На следующее утро мы уже не пошли дальше, а лежали на земле под одним одеялом. Это дорога многому научила меня: я стал понимать женскую душу и ценить женскую любовь, - вот почему я решил остаться на месте и рука об руку с Пассук встретить смерть.

Это случилось в восьмидесяти милях от Миссии, и мы могли видеть Чилкут, высоко над лесом несущий свою гордую, открытую ветрам главу.

Только теперь заговорила ІІассук. Она говорила со мной, почти касаясь губами моего уха. Теперь ей уже не был страшен мой гнев, и она стала раскрывать передо мной свою душу - рассказывать о своей любви и о многом другом, чего я тогда не понимал:

- Чарли, я была хорошей женой своему мужу, а мужем моим был ты. Я разводила для тебя огонь, варила пищу, кормила твоих собак, вместе с тобой работала веслами - и никогда ни на что не жаловалась. Я ни разу не сказала, что в доме моего отца теплее и лучше, чем под одним одеялом с тобой, - не говорила я и того, что в Чилкуте я ела больше, чем теперь.
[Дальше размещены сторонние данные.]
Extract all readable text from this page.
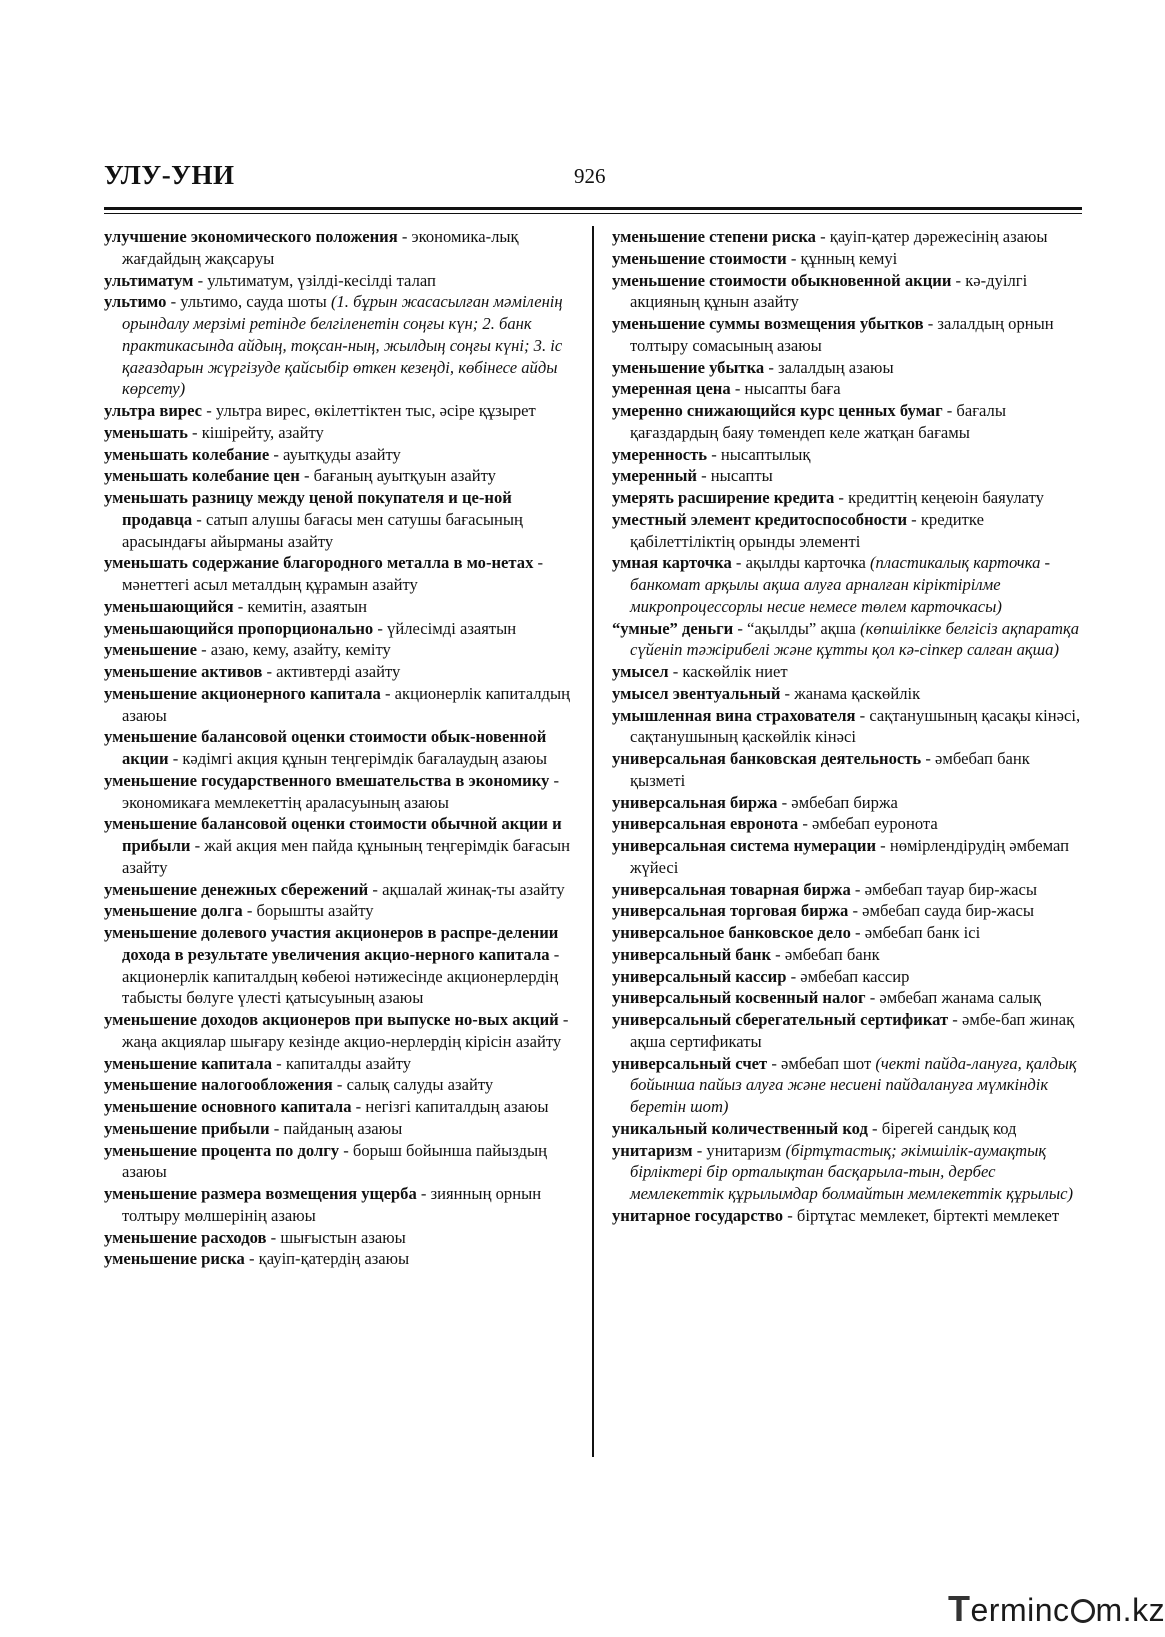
УЛУ-УНИ	926

улучшение экономического положения - экономика-лық жағдайдың жақсаруы

ультиматум - ультиматум, үзілді-кесілді талап

ультимо - ультимо, сауда шоты (1. бұрын жасасылған мәміленің орындалу мерзімі ретінде белгіленетін соңғы күн; 2. банк практикасында айдың, тоқсан-ның, жылдың соңғы күні; 3. іс қағаздарын жүргізуде қайсыбір өткен кезеңді, көбінесе айды көрсету)

ультра вирес - ультра вирес, өкілеттіктен тыс, әсіре құзырет

уменьшать - кішірейту, азайту

уменьшать колебание - ауытқуды азайту

уменьшать колебание цен - бағаның ауытқуын азайту

уменьшать разницу между ценой покупателя и це-ной продавца - сатып алушы бағасы мен сатушы бағасының арасындағы айырманы азайту

уменьшать содержание благородного металла в мо-нетах - мәнеттегі асыл металдың құрамын азайту

уменьшающийся - кемитін, азаятын

уменьшающийся пропорционально - үйлесімді азаятын

уменьшение - азаю, кему, азайту, кеміту

уменьшение активов - активтерді азайту

уменьшение акционерного капитала - акционерлік капиталдың азаюы

уменьшение балансовой оценки стоимости обык-новенной акции - кәдімгі акция құнын теңгерімдік бағалаудың азаюы

уменьшение государственного вмешательства в экономику - экономикаға мемлекеттің араласуының азаюы

уменьшение балансовой оценки стоимости обычной акции и прибыли - жай акция мен пайда құнының теңгерімдік бағасын азайту

уменьшение денежных сбережений - ақшалай жинақ-ты азайту

уменьшение долга - борышты азайту

уменьшение долевого участия акционеров в распре-делении дохода в результате увеличения акцио-нерного капитала - акционерлік капиталдың көбеюі нәтижесінде акционерлердің табысты бөлуге үлесті қатысуының азаюы

уменьшение доходов акционеров при выпуске но-вых акций - жаңа акциялар шығару кезінде акцио-нерлердің кірісін азайту

уменьшение капитала - капиталды азайту

уменьшение налогообложения - салық салуды азайту

уменьшение основного капитала - негізгі капиталдың азаюы

уменьшение прибыли - пайданың азаюы

уменьшение процента по долгу - борыш бойынша пайыздың азаюы

уменьшение размера возмещения ущерба - зиянның орнын толтыру мөлшерінің азаюы

уменьшение расходов - шығыстын азаюы

уменьшение риска - қауіп-қатердің азаюы

уменьшение степени риска - қауіп-қатер дәрежесінің азаюы

уменьшение стоимости - құнның кемуі

уменьшение стоимости обыкновенной акции - кә-дуілгі акцияның құнын азайту

уменьшение суммы возмещения убытков - залалдың орнын толтыру сомасының азаюы

уменьшение убытка - залалдың азаюы

умеренная цена - нысапты баға

умеренно снижающийся курс ценных бумаг - бағалы қағаздардың баяу төмендеп келе жатқан бағамы

умеренность - нысаптылық

умеренный - нысапты

умерять расширение кредита - кредиттің кеңеюін баяулату

уместный элемент кредитоспособности - кредитке қабілеттіліктің орынды элементі

умная карточка - ақылды карточка (пластикалық карточка - банкомат арқылы ақша алуға арналған кіріктірілме микропроцессорлы несие немесе төлем карточкасы)

“умные” деньги - “ақылды” ақша (көпшілікке белгісіз ақпаратқа сүйеніп тәжірибелі және құтты қол кә-сіпкер салған ақша)

умысел - каскөйлік ниет

умысел эвентуальный - жанама қаскөйлік

умышленная вина страхователя - сақтанушының қасақы кінәсі, сақтанушының қаскөйлік кінәсі

универсальная банковская деятельность - әмбебап банк қызметі

универсальная биржа - әмбебап биржа

универсальная евронота - әмбебап еуронота

универсальная система нумерации - нөмірлендірудің әмбемап жүйесі

универсальная товарная биржа - әмбебап тауар бир-жасы

универсальная торговая биржа - әмбебап сауда бир-жасы

универсальное банковское дело - әмбебап банк ісі

универсальный банк - әмбебап банк

универсальный кассир - әмбебап кассир

универсальный косвенный налог - әмбебап жанама салық

универсальный сберегательный сертификат - әмбе-бап жинақ ақша сертификаты

универсальный счет - әмбебап шот (чекті пайда-лануға, қалдық бойынша пайыз алуға және несиені пайдалануға мүмкіндік беретін шот)

уникальный количественный код - бірегей сандық код

унитаризм - унитаризм (біртұтастық; әкімшілік-аумақтық бірліктері бір орталықтан басқарыла-тын, дербес мемлекеттік құрылымдар болмайтын мемлекеттік құрылыс)

унитарное государство - біртұтас мемлекет, біртекті мемлекет

Terminc m.kz
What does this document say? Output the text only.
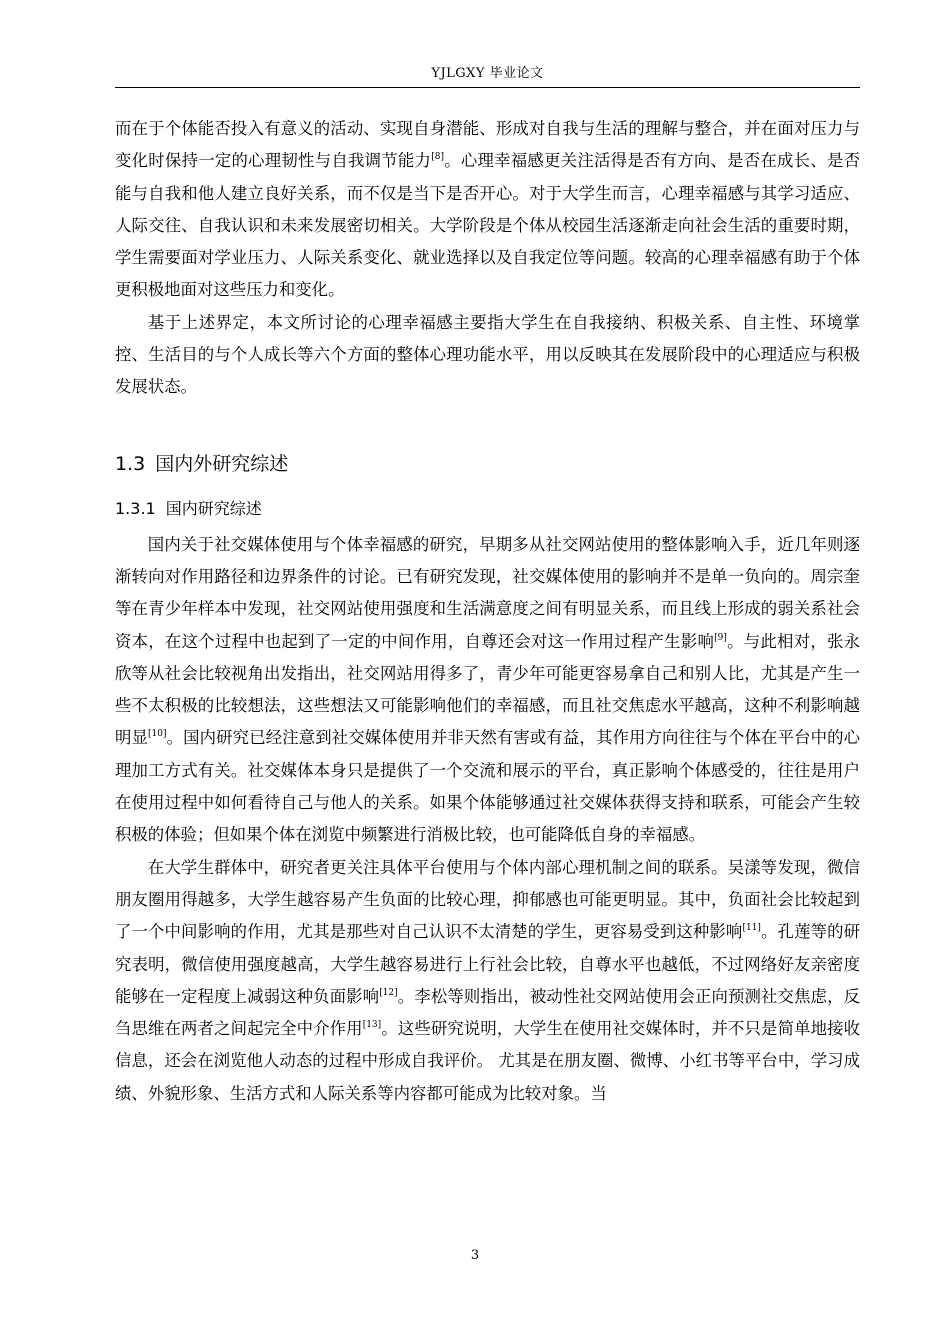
YJLGXY 毕业论文

而在于个体能否投入有意义的活动、实现自身潜能、形成对自我与生活的理解与整合，并在面对压力与变化时保持一定的心理韧性与自我调节能力[8]。心理幸福感更关注活得是否有方向、是否在成长、是否能与自我和他人建立良好关系，而不仅是当下是否开心。对于大学生而言，心理幸福感与其学习适应、人际交往、自我认识和未来发展密切相关。大学阶段是个体从校园生活逐渐走向社会生活的重要时期，学生需要面对学业压力、人际关系变化、就业选择以及自我定位等问题。较高的心理幸福感有助于个体更积极地面对这些压力和变化。

基于上述界定，本文所讨论的心理幸福感主要指大学生在自我接纳、积极关系、自主性、环境掌控、生活目的与个人成长等六个方面的整体心理功能水平，用以反映其在发展阶段中的心理适应与积极发展状态。

1.3 国内外研究综述
1.3.1 国内研究综述

国内关于社交媒体使用与个体幸福感的研究，早期多从社交网站使用的整体影响入手，近几年则逐渐转向对作用路径和边界条件的讨论。已有研究发现，社交媒体使用的影响并不是单一负向的。周宗奎等在青少年样本中发现，社交网站使用强度和生活满意度之间有明显关系，而且线上形成的弱关系社会资本，在这个过程中也起到了一定的中间作用，自尊还会对这一作用过程产生影响[9]。与此相对，张永欣等从社会比较视角出发指出，社交网站用得多了，青少年可能更容易拿自己和别人比，尤其是产生一些不太积极的比较想法，这些想法又可能影响他们的幸福感，而且社交焦虑水平越高，这种不利影响越明显[10]。国内研究已经注意到社交媒体使用并非天然有害或有益，其作用方向往往与个体在平台中的心理加工方式有关。社交媒体本身只是提供了一个交流和展示的平台，真正影响个体感受的，往往是用户在使用过程中如何看待自己与他人的关系。如果个体能够通过社交媒体获得支持和联系，可能会产生较积极的体验；但如果个体在浏览中频繁进行消极比较，也可能降低自身的幸福感。

在大学生群体中，研究者更关注具体平台使用与个体内部心理机制之间的联系。吴漾等发现，微信朋友圈用得越多，大学生越容易产生负面的比较心理，抑郁感也可能更明显。其中，负面社会比较起到了一个中间影响的作用，尤其是那些对自己认识不太清楚的学生，更容易受到这种影响[11]。孔莲等的研究表明，微信使用强度越高，大学生越容易进行上行社会比较，自尊水平也越低，不过网络好友亲密度能够在一定程度上减弱这种负面影响[12]。李松等则指出，被动性社交网站使用会正向预测社交焦虑，反刍思维在两者之间起完全中介作用[13]。这些研究说明，大学生在使用社交媒体时，并不只是简单地接收信息，还会在浏览他人动态的过程中形成自我评价。 尤其是在朋友圈、微博、小红书等平台中，学习成绩、外貌形象、生活方式和人际关系等内容都可能成为比较对象。当

3
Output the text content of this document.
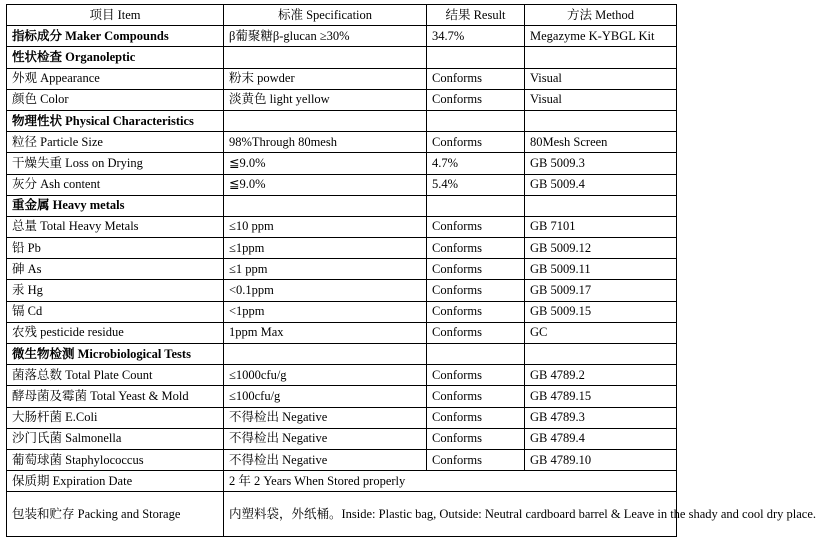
项目 Item	标准 Specification	结果 Result	方法 Method
指标成分 Maker Compounds	β葡聚糖β-glucan ≥30%	34.7%	Megazyme K-YBGL Kit
性状检查 Organoleptic			
外观 Appearance	粉末 powder	Conforms	Visual
颜色 Color	淡黄色 light yellow	Conforms	Visual
物理性状 Physical Characteristics			
粒径 Particle Size	98%Through 80mesh	Conforms	80Mesh Screen
干燥失重 Loss on Drying	≦9.0%	4.7%	GB 5009.3
灰分 Ash content	≦9.0%	5.4%	GB 5009.4
重金属 Heavy metals			
总量 Total Heavy Metals	≤10 ppm	Conforms	GB 7101
铅 Pb	≤1ppm	Conforms	GB 5009.12
砷 As	≤1 ppm	Conforms	GB 5009.11
汞 Hg	<0.1ppm	Conforms	GB 5009.17
镉 Cd	<1ppm	Conforms	GB 5009.15
农残 pesticide residue	1ppm Max	Conforms	GC
微生物检测 Microbiological Tests			
菌落总数 Total Plate Count	≤1000cfu/g	Conforms	GB 4789.2
酵母菌及霉菌 Total Yeast & Mold	≤100cfu/g	Conforms	GB 4789.15
大肠杆菌 E.Coli	不得检出 Negative	Conforms	GB 4789.3
沙门氏菌 Salmonella	不得检出 Negative	Conforms	GB 4789.4
葡萄球菌 Staphylococcus	不得检出 Negative	Conforms	GB 4789.10
保质期 Expiration Date	2 年 2 Years When Stored properly		
包装和贮存 Packing and Storage	内塑料袋，外纸桶。Inside: Plastic bag, Outside: Neutral cardboard barrel & Leave in the shady and cool dry place.		
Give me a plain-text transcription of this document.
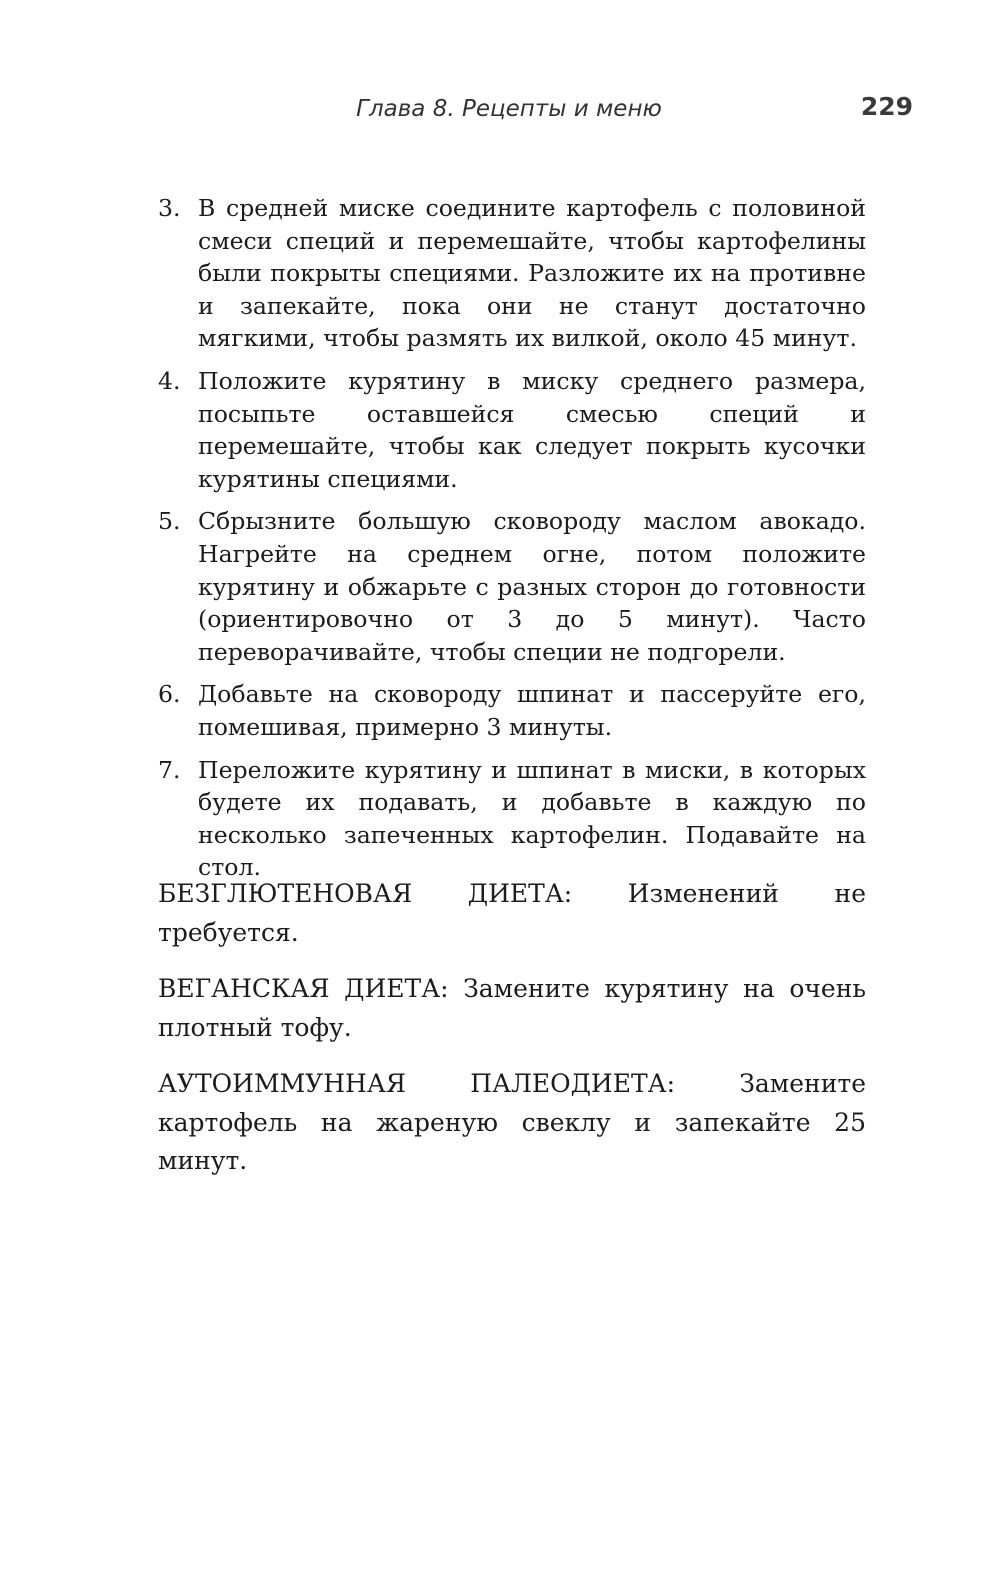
Глава 8. Рецепты и меню	229
3. В средней миске соедините картофель с половиной смеси специй и перемешайте, чтобы картофелины были покрыты специями. Разложите их на противне и запекайте, пока они не станут достаточно мягкими, чтобы размять их вилкой, около 45 минут.
4. Положите курятину в миску среднего размера, посыпьте оставшейся смесью специй и перемешайте, чтобы как следует покрыть кусочки курятины специями.
5. Сбрызните большую сковороду маслом авокадо. Нагрейте на среднем огне, потом положите курятину и обжарьте с разных сторон до готовности (ориентировочно от 3 до 5 минут). Часто переворачивайте, чтобы специи не подгорели.
6. Добавьте на сковороду шпинат и пассеруйте его, помешивая, примерно 3 минуты.
7. Переложите курятину и шпинат в миски, в которых будете их подавать, и добавьте в каждую по несколько запеченных картофелин. Подавайте на стол.

БЕЗГЛЮТЕНОВАЯ ДИЕТА: Изменений не требуется.

ВЕГАНСКАЯ ДИЕТА: Замените курятину на очень плотный тофу.

АУТОИММУННАЯ ПАЛЕОДИЕТА: Замените картофель на жареную свеклу и запекайте 25 минут.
Когда ты говорил, я слушала и не пропускала ни слова. Когда ты приказывал, я повиновалась. Ведь это так, Чарли?

И я неизменно отвечал:

- Да, это так…

Она продолжала:

- Когда ты в первый раз пришел в Чилкут, ты, даже не взглянув на меня, купил меня - так, как другие покупают собаку. Купил и увез. И тогда сердце мое восстало против тебя и наполнилось болью и страхом. Но это было очень давно. С тех пор ты совсем изменил свое отношение ко мне. Последнее время ты любил меня так, как добрый хозяин любит свою собаку. Правда, твое сердце оставалось холодным по-прежнему, и в нем не было места для меня, но все же я не могу жаловаться: ты был и оставался справедлив ко мне. Я повсюду следовала за тобой, и ничто, ни опасность, ни страх, не остановили меня. Я всегда сравнивала тебя с другими мужчинами и видела, что ты не похож на них, ибо ты честен, как ни один из них: слова твои разумны и вески, а язык правдив.

И мало-помалу я стала гордиться тобой - и мое сердце рвалось только к тебе, и мои мысли были только о тебе. Ты был для меня как солнце в середине лета - как золотое летнее солнце, которое день и ночь остается на небе. И куда бы я ни смотрела, я видела мое солнце - я видела тебя… Но, Чарли, твое сердце оставалось холодно, и не было в нем местечка для меня.